Program Activity Description

In June 2011, the Rural Health Advisory Committee formed a work group to review access to obstetric services among women living in Greater Minnesota and asked Minnesota PRAMS staff to conduct an analysis of PRAMS data collected from mothers in Greater Minnesota. The analysis included assessments of preconception health status, barriers to prenatal care, topics discussed by the health care providers during prenatal care visits, and risk behaviors during pregnancy. The results were included in the Rural Health Advisory Committee’s Report on Obstetric Services in Rural Minnesota” [PDF 2MB],pdf iconexternal icon which was released in November 2013.

The work group indicated that access to local obstetric services is a great challenge in small and isolated rural communities in Minnesota, and that for some health indicators, such as smoking, there are pronounced rural-urban differences. For example, 34% of Greater Minnesota mothers smoked 3 months prior to pregnancy, as compared with 20% of mothers in the metro region. Further, mothers from Greater Minnesota were less likely to report that a health provider talked with them during a prenatal care visit about how smoking during pregnancy could affect their baby (72%) as compared with talking about medicines that are safe to take during pregnancy (90%).

Program Activity Outcomes

Based on the findings highlighted in the report, the Rural Health Advisory Committee work group issued 18 recommendations for improving obstetric services in rural Minnesota, 4 of which were directly related to results from analyses using PRAMS data: (1) address smoking in women of childbearing age who live in rural areas, with a special focus on women who are young, uninsured or publicly insured, and those most likely to have an unintended pregnancy; (2) encourage collaboration between rural obstetric providers and public health nurses to maximize the use of local resources available to pregnant women and new parents; (3) educate rural providers and hospital staff about ways to better serve American Indian women; and (4) educate rural providers and hospital staff about the role of doulas.
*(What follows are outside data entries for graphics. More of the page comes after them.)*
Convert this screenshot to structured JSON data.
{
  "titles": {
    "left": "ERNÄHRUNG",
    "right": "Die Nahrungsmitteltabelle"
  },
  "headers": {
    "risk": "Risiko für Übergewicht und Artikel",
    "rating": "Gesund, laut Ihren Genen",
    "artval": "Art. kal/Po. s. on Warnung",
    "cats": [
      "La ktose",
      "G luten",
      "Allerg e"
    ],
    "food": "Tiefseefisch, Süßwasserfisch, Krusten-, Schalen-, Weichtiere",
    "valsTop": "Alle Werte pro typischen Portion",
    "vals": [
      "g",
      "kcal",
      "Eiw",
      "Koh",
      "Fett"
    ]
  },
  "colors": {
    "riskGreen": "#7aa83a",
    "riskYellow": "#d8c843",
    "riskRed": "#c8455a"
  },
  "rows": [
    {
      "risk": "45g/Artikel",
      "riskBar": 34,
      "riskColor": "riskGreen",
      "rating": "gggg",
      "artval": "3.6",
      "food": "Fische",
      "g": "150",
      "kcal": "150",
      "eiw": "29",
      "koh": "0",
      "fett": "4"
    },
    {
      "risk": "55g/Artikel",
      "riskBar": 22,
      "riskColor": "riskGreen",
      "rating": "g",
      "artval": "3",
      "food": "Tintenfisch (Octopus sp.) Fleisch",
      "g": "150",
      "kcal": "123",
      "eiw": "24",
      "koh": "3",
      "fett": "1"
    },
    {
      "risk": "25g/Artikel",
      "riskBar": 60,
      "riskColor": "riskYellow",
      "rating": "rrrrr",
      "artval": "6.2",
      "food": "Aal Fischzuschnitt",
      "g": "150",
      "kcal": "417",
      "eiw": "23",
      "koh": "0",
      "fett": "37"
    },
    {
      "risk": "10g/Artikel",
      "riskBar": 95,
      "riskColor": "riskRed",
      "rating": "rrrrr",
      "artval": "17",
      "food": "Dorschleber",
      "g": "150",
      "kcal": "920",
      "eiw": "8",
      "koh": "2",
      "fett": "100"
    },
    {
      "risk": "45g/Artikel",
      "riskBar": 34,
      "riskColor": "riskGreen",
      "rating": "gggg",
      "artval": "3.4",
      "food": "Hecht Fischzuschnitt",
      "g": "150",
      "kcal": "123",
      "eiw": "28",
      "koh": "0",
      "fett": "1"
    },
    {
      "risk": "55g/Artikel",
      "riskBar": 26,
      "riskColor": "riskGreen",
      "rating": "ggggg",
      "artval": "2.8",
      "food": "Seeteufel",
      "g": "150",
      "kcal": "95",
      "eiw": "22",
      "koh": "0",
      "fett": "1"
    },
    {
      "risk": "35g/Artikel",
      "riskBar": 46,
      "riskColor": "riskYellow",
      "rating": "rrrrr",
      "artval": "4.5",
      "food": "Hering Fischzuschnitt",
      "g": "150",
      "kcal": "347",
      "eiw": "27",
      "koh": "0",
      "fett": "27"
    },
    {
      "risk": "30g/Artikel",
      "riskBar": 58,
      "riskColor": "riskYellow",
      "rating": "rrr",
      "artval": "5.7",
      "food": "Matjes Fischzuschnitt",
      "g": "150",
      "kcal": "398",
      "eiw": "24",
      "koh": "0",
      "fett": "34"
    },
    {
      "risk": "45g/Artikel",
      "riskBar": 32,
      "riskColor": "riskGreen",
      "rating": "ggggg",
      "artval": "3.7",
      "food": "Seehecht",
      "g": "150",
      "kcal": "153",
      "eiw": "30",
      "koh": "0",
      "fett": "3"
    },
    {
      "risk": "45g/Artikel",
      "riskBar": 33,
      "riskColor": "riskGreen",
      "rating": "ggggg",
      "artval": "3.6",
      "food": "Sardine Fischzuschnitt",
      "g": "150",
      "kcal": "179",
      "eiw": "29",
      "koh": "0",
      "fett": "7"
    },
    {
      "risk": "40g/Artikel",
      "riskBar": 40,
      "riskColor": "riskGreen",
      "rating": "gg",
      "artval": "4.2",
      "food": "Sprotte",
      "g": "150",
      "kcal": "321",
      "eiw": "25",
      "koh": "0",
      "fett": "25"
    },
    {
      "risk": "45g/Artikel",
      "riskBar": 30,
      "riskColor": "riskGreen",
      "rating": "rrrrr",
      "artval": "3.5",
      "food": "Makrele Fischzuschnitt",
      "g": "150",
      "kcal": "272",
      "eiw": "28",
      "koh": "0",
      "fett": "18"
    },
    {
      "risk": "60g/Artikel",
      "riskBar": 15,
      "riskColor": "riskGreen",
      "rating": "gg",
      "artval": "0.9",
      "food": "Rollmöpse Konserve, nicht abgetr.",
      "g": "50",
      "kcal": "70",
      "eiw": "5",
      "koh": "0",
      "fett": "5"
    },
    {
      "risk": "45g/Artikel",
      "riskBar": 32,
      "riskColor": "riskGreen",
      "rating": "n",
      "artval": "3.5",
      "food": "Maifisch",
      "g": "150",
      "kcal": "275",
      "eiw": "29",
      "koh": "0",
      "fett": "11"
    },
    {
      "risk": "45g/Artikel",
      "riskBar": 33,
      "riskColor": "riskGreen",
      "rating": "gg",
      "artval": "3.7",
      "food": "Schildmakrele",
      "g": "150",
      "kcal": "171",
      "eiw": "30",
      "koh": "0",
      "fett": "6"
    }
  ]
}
The report also recommended that rural hospitals can improve cultural competencies and internal processes to address birth-related disparities in American Indian communities Minnesota PRAMS data on mothers in Greater Minnesota found that American Indian mothers had some of the highest risk factors; for example, nearly half of American Indian mothers living in Greater Minnesota reported smoking during the last 3 months of pregnancy. Because of the large pregnancy- and birth-related disparities in American Indian mothers, the work group invited tribal doulas to discuss their work to restore traditional birth knowledge within their communities. Tribal doulas want to see mothers as soon as possible once a pregnancy is confirmed. Tribal doulas make home visits to educate mothers about the importance of prenatal care. They help pregnant women seek additional services to address addiction, poverty, or social isolation.

Finally, the PRAMS data included in the report influenced development of state Medicaid policies related to prenatal care. Specifically, in 2013, the Minnesota state legislature passed a bill to provide Medicaid payment for services from a certified doula for low-income pregnant women in Minnesota. When Minnesota revised the Medicaid state plan amendment to include reimbursement for doula services, it was necessary to define doula scope of practice as well as the need for doula services for low-income populations. The use of Minnesota PRAMS data contributed to our understanding of how doula services could be targeted to rural and underserved women, especially American Indian mothers. In addition, a nonprofit organization has been formed to explore ways to improve birth outcomes among American Indian women in rural northwest Minnesota. A doula service, doula training program, and free-standing birth center are among the goals the organization is considering.